From the March 1905 issue of The Christian Science Journal


A grateful acknowledgment of what the truth has done for us, should be as natural to us as the song is to the bird when the first warm rain gives promise of opening spring. And yet, so loath is mortal mind to yield to the government of the Divine, that I have found myself making all manner of excuses for withholding this testimony of the ever-presence of infinite good. About twelve years ago I began the study of "Science and Health with Key to the Scriptures" by Mrs. Eddy, and while taking my first feeble steps, and before I was willing to dispense with the services of a physician, the advent of a second daughter into our home dispelled all doubt, and my family and I realized the infinite truth of Christian Science.

This being a case of placenta previa and its accompanying hemorrhage, it seemed that I was about to pass on from loss of strength, and I so told my dear ones who were with me. My husband then asked where my Christian Science was. I answered that I knew it was not at fault, but that I had lost sight of it in my sense of suffering. Immediately, with my husband's help, I realized that in omnipresent God is all strength and power, and that, as I live, move, and have my being in Him, I at that moment had all strength, and that no bodily condition could diminish it. At once absolute strength was manifested, and parturition was effected naturally. All the conditions became normal immediately, and the physician heartily congratulated us. He had told my husband that there was little or no hope of the case, as he had had but two of a similar nature and had lost them both.

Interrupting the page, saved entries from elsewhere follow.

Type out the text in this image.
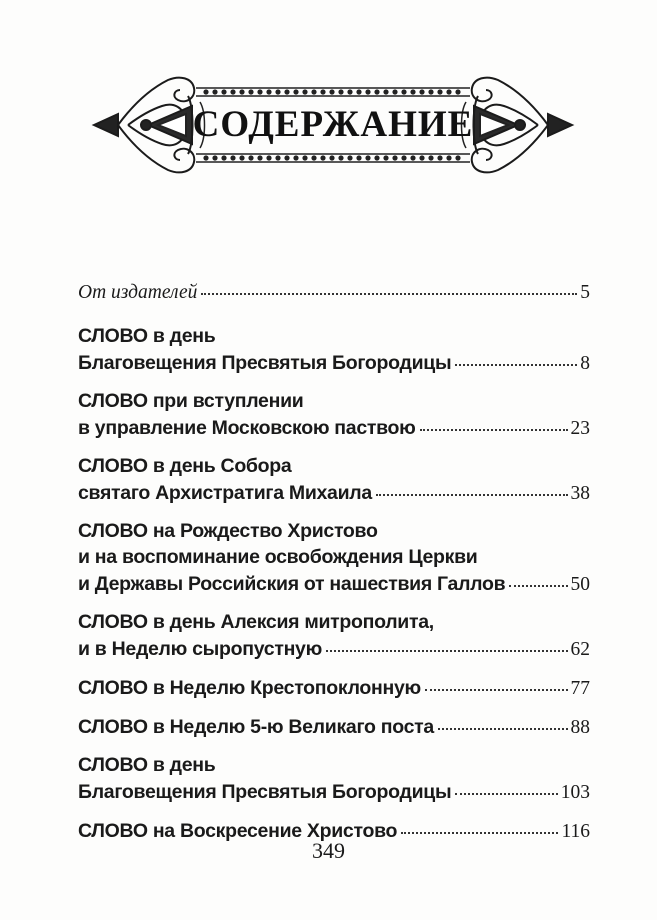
СОДЕРЖАНИЕ
От издателей	5
СЛОВО в день
Благовещения Пресвятыя Богородицы	8
СЛОВО при вступлении
в управление Московскою паствою	23
СЛОВО в день Собора
святаго Архистратига Михаила	38
СЛОВО на Рождество Христово
и на воспоминание освобождения Церкви
и Державы Российския от нашествия Галлов	50
СЛОВО в день Алексия митрополита,
и в Неделю сыропустную	62
СЛОВО в Неделю Крестопоклонную	77
СЛОВО в Неделю 5-ю Великаго поста	88
СЛОВО в день
Благовещения Пресвятыя Богородицы	103
СЛОВО на Воскресение Христово	116
349
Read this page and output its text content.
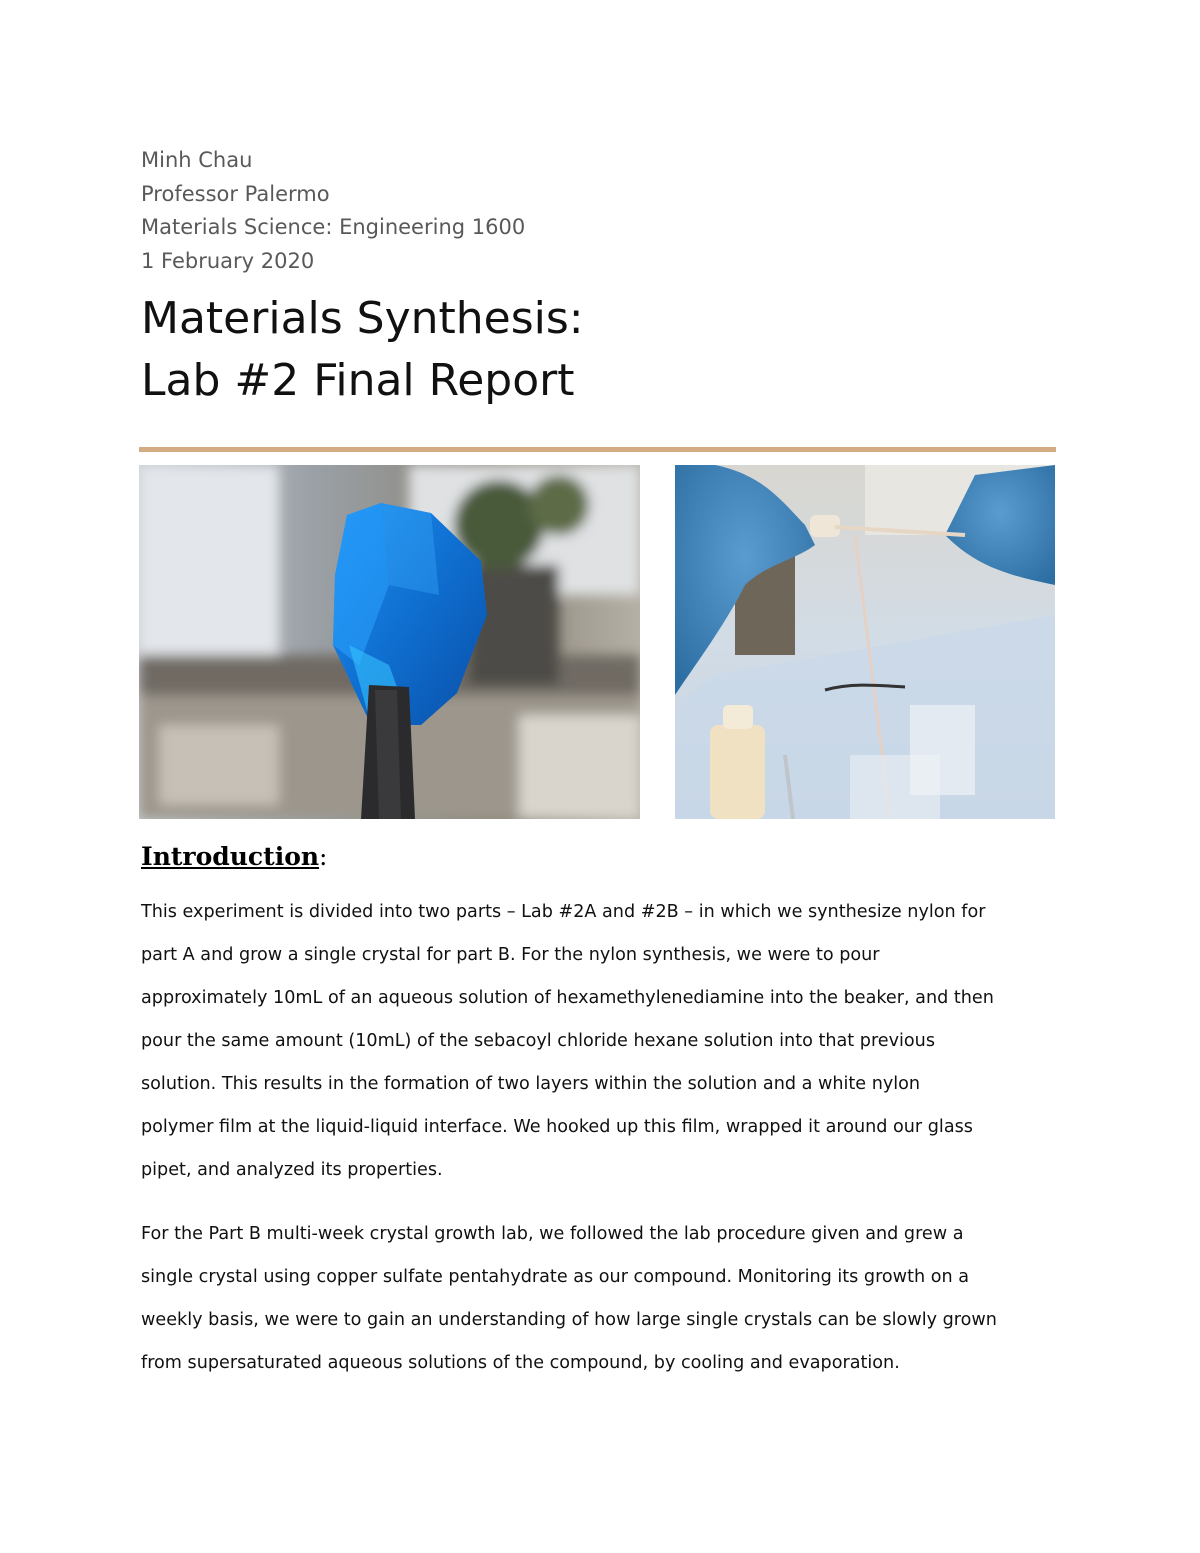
Minh Chau
Professor Palermo
Materials Science: Engineering 1600
1 February 2020
Materials Synthesis:
Lab #2 Final Report
Introduction:
This experiment is divided into two parts – Lab #2A and #2B – in which we synthesize nylon for
part A and grow a single crystal for part B. For the nylon synthesis, we were to pour
approximately 10mL of an aqueous solution of hexamethylenediamine into the beaker, and then
pour the same amount (10mL) of the sebacoyl chloride hexane solution into that previous
solution. This results in the formation of two layers within the solution and a white nylon
polymer film at the liquid-liquid interface. We hooked up this film, wrapped it around our glass
pipet, and analyzed its properties.
For the Part B multi-week crystal growth lab, we followed the lab procedure given and grew a
single crystal using copper sulfate pentahydrate as our compound. Monitoring its growth on a
weekly basis, we were to gain an understanding of how large single crystals can be slowly grown
from supersaturated aqueous solutions of the compound, by cooling and evaporation.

Many times since then have we had evidences of an ever-present help in trouble, and perhaps I might mention another beautiful instance of the entirety with which Truth meets our needs, in the case of the daughter to whose advent I have just referred. At about the age of seven years she cut some teeth which a dental law decrees should not appear until about the twelfth year. Their supposedly premature arrival seemed to confuse the order of development, until we were shocked to find that in many parts of the mouth there were three teeth trying to occupy the place of one. Some of these projected toward the tongue, and some toward the cheeks and lips, presenting a most unpleasant appearance. As parents, we decided that something definite must be done, and appealed to our teacher for help. He assured us that Truth was omnipotent with us as with him, and that for our own growth it would be better for one of us to take the case, and so it came to me. At first I was almost appalled with the seeming weight of the work, and had to dispel my own fear before treating the child. I was soon filled with the consciousness of God's infinite harmony; a line of one of our beautiful hymns came to me, and I repeated it over and over, "God's will is done; His kingdom come!" It seemed that I had nothing else to do but to know that Divine harmony alone was present, there and then. Within a week or two the superfluous teeth began to loosen and drop out, and by the end of two or three months all had gone but one. I was surprised and greatly rebuked, during a Wednesday evening meeting, to hear our little daughter give this testimony, and announce that all the extra teeth had disappeared except one, and she expected that to go in a day or two. Her confidence was so perfect that she came to me the next morning with the tooth in her hand, saying it had just fallen out.